Survival of Pathogens in Frozen Fruits

March 2013

Outbreaks of foodborne illness have been associated with consumption of contaminated berries. Contamination can occur pre- or post-harvest, or even during handling by consumers. Freezing is a common practice to preserve berries on a commercial level as well as in home settings but survival characteristics of foodborne pathogens on frozen fruits is not well understood.

We did a study to determine if foodborne pathogens can survive freezing in water and syrup, and after adding sugar and freezing. Red raspberries and sliced or whole strawberries were inoculated with Salmonella (mixture of five serotypes), Shiga toxin-producing Escherichia coli O157:H7 (mixture of five strains), Cryptosporidium parvum oocysts, Encephalitozoon intestinalis (microsporidia) spores, or murine norovirus (MNV-1), a surrogate for human norovirus.

Each fruit type (20 - 30 g) was separately inoculated with 100 µl of a suspension of test pathogen. Inocula were allowed to dry in a biosafety hood at 21 - 23°C for 1 h. Fruits were then immersed in water or syrup (40 g sugar/500 ml water), or combined with sugar (sucrose, 4 g/20-30 g of berries) before freezing or refrigerating.

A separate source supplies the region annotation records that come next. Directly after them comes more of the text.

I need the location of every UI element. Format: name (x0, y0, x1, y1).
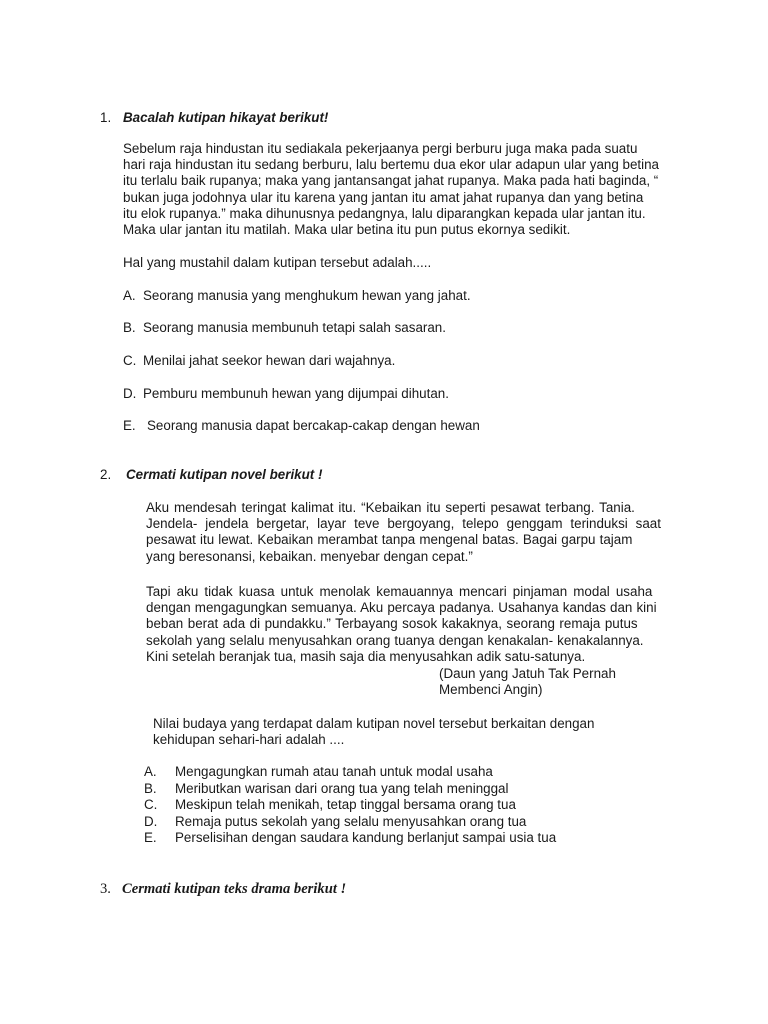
option-text: Menilai jahat seekor hewan dari wajahnya. (143, 353, 396, 368)
passage-line: pesawat itu lewat. Kebaikan merambat tanpa mengenal batas. Bagai garpu tajam (146, 532, 633, 548)
question-title: Cermati kutipan novel berikut ! (126, 467, 323, 482)
option-d[interactable] (123, 386, 449, 402)
option-letter: E. (144, 830, 157, 845)
passage-line: Kini setelah beranjak tua, masih saja dia menyusahkan adik satu-satunya. (146, 648, 586, 664)
passage-line: Aku mendesah teringat kalimat itu. “Kebaikan itu seperti pesawat terbang. Tania. (146, 500, 635, 515)
novel-source (439, 666, 616, 698)
option-b[interactable] (123, 320, 446, 336)
source-line: Membenci Angin) (439, 682, 543, 698)
option-list (144, 764, 556, 847)
passage-line: sekolah yang selalu menyusahkan orang tuanya dengan kenakalan- kenakalannya. (146, 632, 644, 648)
source-line: (Daun yang Jatuh Tak Pernah (439, 666, 616, 681)
option-e[interactable] (144, 830, 556, 847)
passage-line: itu terlalu baik rupanya; maka yang jantansangat jahat rupanya. Maka pada hati baginda, “ (123, 173, 659, 189)
question-prompt: Hal yang mustahil dalam kutipan tersebut adalah..... (123, 255, 432, 270)
option-letter: A. (123, 288, 136, 303)
option-text: Pemburu membunuh hewan yang dijumpai dihutan. (143, 386, 449, 401)
option-letter: B. (123, 320, 136, 335)
passage-line: beban berat ada di pundakku.” Terbayang sosok kakaknya, seorang remaja putus (146, 616, 638, 632)
passage-line: Maka ular jantan itu matilah. Maka ular betina itu pun putus ekornya sedikit. (123, 222, 571, 238)
option-a[interactable] (144, 764, 556, 781)
novel-paragraph-1 (146, 500, 661, 565)
question-title: Cermati kutipan teks drama berikut ! (122, 881, 347, 897)
option-text: Meskipun telah menikah, tetap tinggal bersama orang tua (175, 797, 516, 812)
option-letter: D. (123, 386, 137, 401)
prompt-line: Nilai budaya yang terdapat dalam kutipan novel tersebut berkaitan dengan (153, 716, 595, 731)
option-text: Seorang manusia yang menghukum hewan yang jahat. (143, 288, 471, 303)
option-text: Remaja putus sekolah yang selalu menyusahkan orang tua (175, 813, 527, 829)
passage-line: yang beresonansi, kebaikan. menyebar dengan cepat.” (146, 548, 473, 564)
passage-line: hari raja hindustan itu sedang berburu, lalu bertemu dua ekor ular adapun ular yang betina (123, 157, 659, 173)
passage-line: dengan mengagungkan semuanya. Aku percaya padanya. Usahanya kandas dan kini (146, 600, 657, 616)
question-number: 1. (100, 110, 112, 125)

Berries were stored for 16 - 18 h at 4°C or at -23°C followed by thawing at 20°C for 30 min. Berries inoculated with bacterial pathogens were combined with Dey Engley (DE) broth and washed. Samples serially diluted in 0.1% peptone were plated on McConkey agar to enumerate E. coli O157:H7 or XLD agar to enumerate Salmonella. Fruits on which microsporidia or Cryptosporidium were inoculated were resuspended in DE broth, repeatedly washed, resuspended in DMEM-F-12 medium, and inoculated onto monolayers of RK-13 or HCT-8 cell lines, respectively. MNV-1 was recovered in phosphate-buffered saline (1M NaCl) followed by 8% polyethylene glycol (PEG) precipitation. PEG pellets were resuspended in the infection medium and inoculated onto monolayers of the RAW 264-7 cell line. Live virus was quantified by plaque formation. Log reductions caused by freezing were calculated by subtracting the number of test organisms that survived at -23°C from the number surviving at 4°C.

Less than a 1-log reduction of Salmonella and E. coli O157:H7 was observed on raspberries and whole and sliced strawberries, with a non-significant but larger reduction in water than in syrup or sugar. A reduction of at least 4 log CFU/g occurred when Cryptosporidium was exposed to all treatments.

With microsporidia, reductions of 3, 0.8, and 1 log CFU/g were observed on raspberries frozen in water, syrup, and sugar, respectively. When inoculated onto whole strawberries, reductions of 1, 0.5 and 0.7 log CFU/g occurred in water, syrup, and sugar, respectively. Similar results were observed for sliced frozen strawberries.

The number of plaque-forming units (PFU) of MNV-1 was reduced by 0.4 log PFU/g in whole strawberries frozen in water and 0.3 log in whole strawberries frozen in syrup. Less than a 0.2-log PFU reduction of MNV-1 occurred on sliced strawberries and whole raspberries frozen in water, syrup, or sugar.

In summary, freezing strawberries or raspberries with water, syrup, or sugar minimally affects the viability of Salmonella, E. coli O157:H7, microsporidia, and MNV-1. In contrast, the viability of Cryptosporidium oocysts is substantially reduced but not eliminated by all of the freezing conditions tested.